Die Tiefgarage war vorgegeben beziehungsweise bereits vorhanden. Das zurückgesetzte Staffelgeschoß muss natürlich konstruktiv abgefangen werden. Hierfür war ursprünglich eine Holzkonstruktion angedacht. Da die Ausführung jedoch zu komplex war, wurde für diese Aufgabe eine Stahlkonstruktion gewählt. Ab der Bodenplatte, mit Ausnahme der Stiegenläufe, wurde kein mineralisches Material in der Rohkonstruktion verwendet. Im Bodenaufbau musste jedoch auf Zementestrich zurückgegriffen werden. Kleine Balkone wurde mit einem Seil innerhalb des Geländers zurückgehängt, größere Balkone wurden mit einer Formrohrkonstruktion gestützt. Die Aussteifung war anfänglich mit Diagonalen geplant, später wurde in die Holzrahmenwand eine dünne Brettsperrholzwand eingefügt, welche die Aussteifung übernimmt. Das Projekt war ein Versuch für die Auftraggeber, die Kosten langen bei etwa 10% mehr als beim Betonbau, was größtenteils daran lag, dass die Potenziale des Holzbaus kaum genutzt werden konnten. Im Holzbau sollte immer unterschieden werden zwischen den substanziellen Bestandteilen des Gebäudes (tragende Elemente) und jenen Elementen, die ausgetauscht werden können. Beispielsweise wurden die Balkonplatten, beim Projekt Baranygasse, so geplant, dass sie mit Schwertern an Kopplungspunkten aufgehängt sind, wodurch sie sich leicht vom Gebäude trennen lassen.

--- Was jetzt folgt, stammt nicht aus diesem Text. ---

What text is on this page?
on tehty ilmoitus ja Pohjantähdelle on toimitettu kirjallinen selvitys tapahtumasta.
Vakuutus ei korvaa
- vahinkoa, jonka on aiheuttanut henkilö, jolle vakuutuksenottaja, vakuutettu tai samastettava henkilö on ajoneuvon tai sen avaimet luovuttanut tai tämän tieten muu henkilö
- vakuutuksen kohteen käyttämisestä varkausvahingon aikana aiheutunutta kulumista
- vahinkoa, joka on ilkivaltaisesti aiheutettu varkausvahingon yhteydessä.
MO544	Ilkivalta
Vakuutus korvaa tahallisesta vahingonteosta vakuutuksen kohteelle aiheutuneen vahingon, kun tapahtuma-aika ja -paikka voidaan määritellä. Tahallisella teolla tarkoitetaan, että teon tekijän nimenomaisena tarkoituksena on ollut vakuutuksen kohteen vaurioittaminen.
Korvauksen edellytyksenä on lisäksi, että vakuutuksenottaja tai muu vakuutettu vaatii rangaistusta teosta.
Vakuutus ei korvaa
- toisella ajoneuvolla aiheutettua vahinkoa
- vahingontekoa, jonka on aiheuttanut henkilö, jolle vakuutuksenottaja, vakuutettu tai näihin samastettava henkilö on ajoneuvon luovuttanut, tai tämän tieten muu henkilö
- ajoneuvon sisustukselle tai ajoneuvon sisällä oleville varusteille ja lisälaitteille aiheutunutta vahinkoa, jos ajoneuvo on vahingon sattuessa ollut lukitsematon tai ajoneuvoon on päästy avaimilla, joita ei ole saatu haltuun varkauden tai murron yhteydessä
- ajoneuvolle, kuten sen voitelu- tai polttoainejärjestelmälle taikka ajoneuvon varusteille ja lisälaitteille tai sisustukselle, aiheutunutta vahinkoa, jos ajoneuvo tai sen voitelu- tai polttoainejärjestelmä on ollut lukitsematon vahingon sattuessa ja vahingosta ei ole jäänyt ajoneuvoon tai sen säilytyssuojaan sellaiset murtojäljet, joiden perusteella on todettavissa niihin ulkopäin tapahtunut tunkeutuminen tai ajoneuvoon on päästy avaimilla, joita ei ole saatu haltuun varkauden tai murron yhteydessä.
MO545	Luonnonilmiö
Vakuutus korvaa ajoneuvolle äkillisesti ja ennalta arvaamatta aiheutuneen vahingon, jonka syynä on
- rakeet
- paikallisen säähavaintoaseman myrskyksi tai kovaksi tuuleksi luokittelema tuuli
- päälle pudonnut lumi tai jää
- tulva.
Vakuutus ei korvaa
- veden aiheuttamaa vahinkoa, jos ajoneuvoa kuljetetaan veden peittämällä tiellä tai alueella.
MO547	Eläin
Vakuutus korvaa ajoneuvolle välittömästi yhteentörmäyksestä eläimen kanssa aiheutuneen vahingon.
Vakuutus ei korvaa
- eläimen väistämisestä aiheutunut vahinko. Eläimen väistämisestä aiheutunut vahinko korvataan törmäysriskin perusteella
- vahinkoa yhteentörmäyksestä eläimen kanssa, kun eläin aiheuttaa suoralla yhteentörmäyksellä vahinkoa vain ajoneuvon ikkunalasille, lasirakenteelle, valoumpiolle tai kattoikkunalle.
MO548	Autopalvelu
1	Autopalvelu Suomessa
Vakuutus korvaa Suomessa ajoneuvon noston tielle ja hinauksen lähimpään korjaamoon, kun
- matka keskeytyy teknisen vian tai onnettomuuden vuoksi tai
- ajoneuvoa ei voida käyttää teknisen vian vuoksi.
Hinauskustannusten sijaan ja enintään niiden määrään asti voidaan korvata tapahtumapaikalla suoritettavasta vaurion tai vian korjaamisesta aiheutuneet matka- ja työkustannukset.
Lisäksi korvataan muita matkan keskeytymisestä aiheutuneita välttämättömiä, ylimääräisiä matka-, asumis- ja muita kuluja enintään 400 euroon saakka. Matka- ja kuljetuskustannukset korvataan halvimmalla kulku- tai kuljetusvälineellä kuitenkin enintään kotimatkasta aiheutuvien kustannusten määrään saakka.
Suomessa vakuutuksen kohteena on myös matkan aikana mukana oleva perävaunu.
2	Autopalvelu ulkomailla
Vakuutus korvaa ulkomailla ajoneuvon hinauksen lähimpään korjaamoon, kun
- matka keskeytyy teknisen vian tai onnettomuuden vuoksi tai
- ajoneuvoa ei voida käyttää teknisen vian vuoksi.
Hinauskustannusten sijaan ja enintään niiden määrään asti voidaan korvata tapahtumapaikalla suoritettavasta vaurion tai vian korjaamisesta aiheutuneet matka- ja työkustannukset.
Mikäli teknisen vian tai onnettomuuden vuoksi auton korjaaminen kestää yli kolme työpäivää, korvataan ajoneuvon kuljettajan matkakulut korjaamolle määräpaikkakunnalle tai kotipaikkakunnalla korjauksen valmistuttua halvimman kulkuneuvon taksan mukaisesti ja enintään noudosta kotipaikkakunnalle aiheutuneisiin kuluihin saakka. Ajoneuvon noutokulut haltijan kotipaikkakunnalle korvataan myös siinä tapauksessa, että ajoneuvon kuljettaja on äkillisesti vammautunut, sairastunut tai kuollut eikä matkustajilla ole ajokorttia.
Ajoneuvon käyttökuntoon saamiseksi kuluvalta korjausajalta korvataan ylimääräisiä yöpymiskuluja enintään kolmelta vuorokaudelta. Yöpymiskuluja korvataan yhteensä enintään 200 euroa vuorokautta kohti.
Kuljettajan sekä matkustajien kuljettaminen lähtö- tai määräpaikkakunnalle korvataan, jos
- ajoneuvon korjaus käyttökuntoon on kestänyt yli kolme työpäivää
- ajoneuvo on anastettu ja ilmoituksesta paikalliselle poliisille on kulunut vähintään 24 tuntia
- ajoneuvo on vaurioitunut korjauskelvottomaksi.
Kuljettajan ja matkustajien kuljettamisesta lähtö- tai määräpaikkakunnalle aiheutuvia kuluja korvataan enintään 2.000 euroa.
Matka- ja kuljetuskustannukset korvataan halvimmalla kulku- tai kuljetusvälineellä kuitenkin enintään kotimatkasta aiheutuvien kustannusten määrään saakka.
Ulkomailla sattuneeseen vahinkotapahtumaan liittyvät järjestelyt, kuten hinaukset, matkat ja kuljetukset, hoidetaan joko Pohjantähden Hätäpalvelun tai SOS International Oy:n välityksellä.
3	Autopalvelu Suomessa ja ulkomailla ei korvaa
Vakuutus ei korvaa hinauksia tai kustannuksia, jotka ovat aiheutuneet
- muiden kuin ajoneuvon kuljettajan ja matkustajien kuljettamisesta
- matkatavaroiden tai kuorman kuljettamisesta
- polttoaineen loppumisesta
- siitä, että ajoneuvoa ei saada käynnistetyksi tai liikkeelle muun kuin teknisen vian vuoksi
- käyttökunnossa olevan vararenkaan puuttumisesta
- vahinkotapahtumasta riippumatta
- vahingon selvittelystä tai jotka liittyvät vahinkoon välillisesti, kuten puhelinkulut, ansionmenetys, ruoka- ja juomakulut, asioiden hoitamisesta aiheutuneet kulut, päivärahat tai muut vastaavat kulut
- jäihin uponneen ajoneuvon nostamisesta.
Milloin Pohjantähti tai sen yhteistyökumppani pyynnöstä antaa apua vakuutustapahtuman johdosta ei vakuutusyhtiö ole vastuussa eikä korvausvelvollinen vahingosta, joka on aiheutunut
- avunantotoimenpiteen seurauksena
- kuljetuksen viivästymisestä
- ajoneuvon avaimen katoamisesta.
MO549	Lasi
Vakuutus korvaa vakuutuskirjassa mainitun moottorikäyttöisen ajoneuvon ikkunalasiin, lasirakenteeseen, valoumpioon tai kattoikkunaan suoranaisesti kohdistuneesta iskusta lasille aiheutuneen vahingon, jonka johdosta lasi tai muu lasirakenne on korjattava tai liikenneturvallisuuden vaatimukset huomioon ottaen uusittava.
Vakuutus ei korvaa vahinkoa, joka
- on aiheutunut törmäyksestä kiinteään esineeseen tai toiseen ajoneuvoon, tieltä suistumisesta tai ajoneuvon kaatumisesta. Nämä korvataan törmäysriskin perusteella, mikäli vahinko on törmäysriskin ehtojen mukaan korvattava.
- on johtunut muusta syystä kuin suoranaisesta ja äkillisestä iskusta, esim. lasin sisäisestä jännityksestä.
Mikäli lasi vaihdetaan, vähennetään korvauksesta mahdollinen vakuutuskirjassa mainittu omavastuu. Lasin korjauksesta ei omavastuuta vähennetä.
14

Ein beliebtes statisches System für hohe Mehrgeschoßer in Wien, ist eine Konstruktion, bestehend aus einem mineralischen Kern (häufig das Stiegenhaus), schubsteifen Decken (BSP), Stützen und Unterzügen. Nach dem gleichen Prinzip funktionieren auch konventionelle Bürobauten. Die Grundrisse werden durch nichttragende leichte Elemente gebildet, wodurch die Flexibilität enorm erhöht werden kann.

Bei dem Projekt Haus des Lernens (St. Pölten, MAGK 2018) wurde Grundstruktur ähnlich geplant: Brettsperrholz-Platten bilden den Kern, über den Großteil der Gebäudelänge, der sich nach außen hin in eine Skelett-Struktur auflöst. Dadurch ist eine sehr gute Grundsteifigkeit gewährleistet, und ermöglicht, an der Außenwand mit Leichtelementen und ökologischen Materialien zu arbeiten.